View Full Version
Kamis, 19 Sep 2013

Akuntan Indonesia: Perlukah Swastanisasi Penyelenggaraan Ibadah Haji?

JAKARTA (voa-islam.com) - Hajat besar penyelenggaraan ibadah haji 1434 H telah tiba. Namun, meski sejumlah upaya perbaikan telah dilakukan, tuntutan agar Pemerintah meningkatkan akuntabilitas penyelenggaraan ibadah haji dan lebih transparan dalam pengelolaan dananya terus menguat.

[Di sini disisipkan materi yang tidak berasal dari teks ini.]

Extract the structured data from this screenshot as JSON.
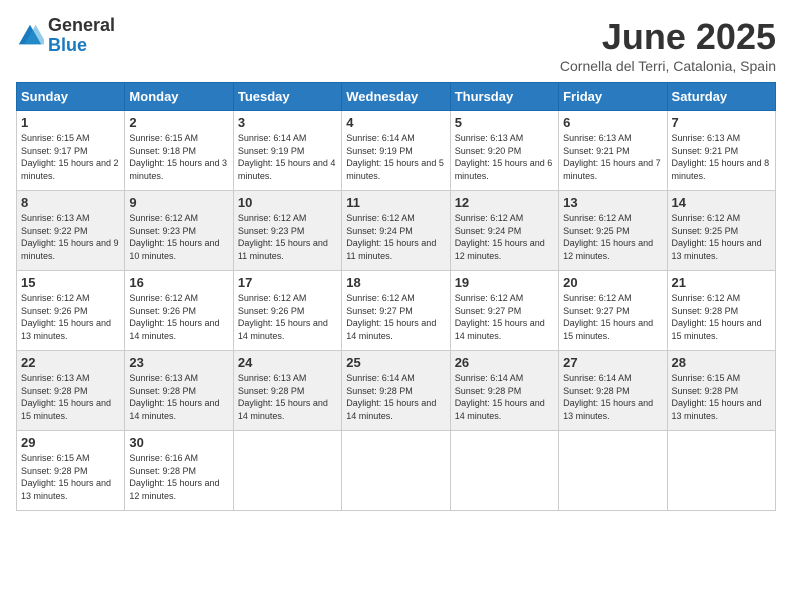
{
  "logo": {
    "general": "General",
    "blue": "Blue"
  },
  "title": "June 2025",
  "subtitle": "Cornella del Terri, Catalonia, Spain",
  "days": [
    "Sunday",
    "Monday",
    "Tuesday",
    "Wednesday",
    "Thursday",
    "Friday",
    "Saturday"
  ],
  "weeks": [
    [
      {
        "day": "1",
        "sunrise": "6:15 AM",
        "sunset": "9:17 PM",
        "daylight": "15 hours and 2 minutes."
      },
      {
        "day": "2",
        "sunrise": "6:15 AM",
        "sunset": "9:18 PM",
        "daylight": "15 hours and 3 minutes."
      },
      {
        "day": "3",
        "sunrise": "6:14 AM",
        "sunset": "9:19 PM",
        "daylight": "15 hours and 4 minutes."
      },
      {
        "day": "4",
        "sunrise": "6:14 AM",
        "sunset": "9:19 PM",
        "daylight": "15 hours and 5 minutes."
      },
      {
        "day": "5",
        "sunrise": "6:13 AM",
        "sunset": "9:20 PM",
        "daylight": "15 hours and 6 minutes."
      },
      {
        "day": "6",
        "sunrise": "6:13 AM",
        "sunset": "9:21 PM",
        "daylight": "15 hours and 7 minutes."
      },
      {
        "day": "7",
        "sunrise": "6:13 AM",
        "sunset": "9:21 PM",
        "daylight": "15 hours and 8 minutes."
      }
    ],
    [
      {
        "day": "8",
        "sunrise": "6:13 AM",
        "sunset": "9:22 PM",
        "daylight": "15 hours and 9 minutes."
      },
      {
        "day": "9",
        "sunrise": "6:12 AM",
        "sunset": "9:23 PM",
        "daylight": "15 hours and 10 minutes."
      },
      {
        "day": "10",
        "sunrise": "6:12 AM",
        "sunset": "9:23 PM",
        "daylight": "15 hours and 11 minutes."
      },
      {
        "day": "11",
        "sunrise": "6:12 AM",
        "sunset": "9:24 PM",
        "daylight": "15 hours and 11 minutes."
      },
      {
        "day": "12",
        "sunrise": "6:12 AM",
        "sunset": "9:24 PM",
        "daylight": "15 hours and 12 minutes."
      },
      {
        "day": "13",
        "sunrise": "6:12 AM",
        "sunset": "9:25 PM",
        "daylight": "15 hours and 12 minutes."
      },
      {
        "day": "14",
        "sunrise": "6:12 AM",
        "sunset": "9:25 PM",
        "daylight": "15 hours and 13 minutes."
      }
    ],
    [
      {
        "day": "15",
        "sunrise": "6:12 AM",
        "sunset": "9:26 PM",
        "daylight": "15 hours and 13 minutes."
      },
      {
        "day": "16",
        "sunrise": "6:12 AM",
        "sunset": "9:26 PM",
        "daylight": "15 hours and 14 minutes."
      },
      {
        "day": "17",
        "sunrise": "6:12 AM",
        "sunset": "9:26 PM",
        "daylight": "15 hours and 14 minutes."
      },
      {
        "day": "18",
        "sunrise": "6:12 AM",
        "sunset": "9:27 PM",
        "daylight": "15 hours and 14 minutes."
      },
      {
        "day": "19",
        "sunrise": "6:12 AM",
        "sunset": "9:27 PM",
        "daylight": "15 hours and 14 minutes."
      },
      {
        "day": "20",
        "sunrise": "6:12 AM",
        "sunset": "9:27 PM",
        "daylight": "15 hours and 15 minutes."
      },
      {
        "day": "21",
        "sunrise": "6:12 AM",
        "sunset": "9:28 PM",
        "daylight": "15 hours and 15 minutes."
      }
    ],
    [
      {
        "day": "22",
        "sunrise": "6:13 AM",
        "sunset": "9:28 PM",
        "daylight": "15 hours and 15 minutes."
      },
      {
        "day": "23",
        "sunrise": "6:13 AM",
        "sunset": "9:28 PM",
        "daylight": "15 hours and 14 minutes."
      },
      {
        "day": "24",
        "sunrise": "6:13 AM",
        "sunset": "9:28 PM",
        "daylight": "15 hours and 14 minutes."
      },
      {
        "day": "25",
        "sunrise": "6:14 AM",
        "sunset": "9:28 PM",
        "daylight": "15 hours and 14 minutes."
      },
      {
        "day": "26",
        "sunrise": "6:14 AM",
        "sunset": "9:28 PM",
        "daylight": "15 hours and 14 minutes."
      },
      {
        "day": "27",
        "sunrise": "6:14 AM",
        "sunset": "9:28 PM",
        "daylight": "15 hours and 13 minutes."
      },
      {
        "day": "28",
        "sunrise": "6:15 AM",
        "sunset": "9:28 PM",
        "daylight": "15 hours and 13 minutes."
      }
    ],
    [
      {
        "day": "29",
        "sunrise": "6:15 AM",
        "sunset": "9:28 PM",
        "daylight": "15 hours and 13 minutes."
      },
      {
        "day": "30",
        "sunrise": "6:16 AM",
        "sunset": "9:28 PM",
        "daylight": "15 hours and 12 minutes."
      },
      null,
      null,
      null,
      null,
      null
    ]
  ],
  "labels": {
    "sunrise": "Sunrise:",
    "sunset": "Sunset:",
    "daylight": "Daylight:"
  }
}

Lalu, perlukah penyelenggaraan ibadah haji diserahkan kepada pihak swasta?

Email yang diterima voa-islam, isu inilah yang akan diangkat dalam acara bincang santai “Ngopi Bareng Akuntan” edisi September di Java Bean Plaza Semanggi, Jakarta, pada hari Kamis, 19 September, mulai pukul 14.00 WIB. Kali ini akan menghadirkan sejumlah narasumber dari Kementerian Agama, Komisi Pengawas Haji Indonesia, Wakil Ketua Umum Asosiasi Muslim Penyelenggara Haji dan Umrah Republik Indonesia (AMPHURI), peneliti Indonesia Corruption Watch (ICW), pengurus teras Ikatan Akuntan Indonesia, kalangan akuntan profesional, mahasiswa, dan rekan-rekan jurnalis.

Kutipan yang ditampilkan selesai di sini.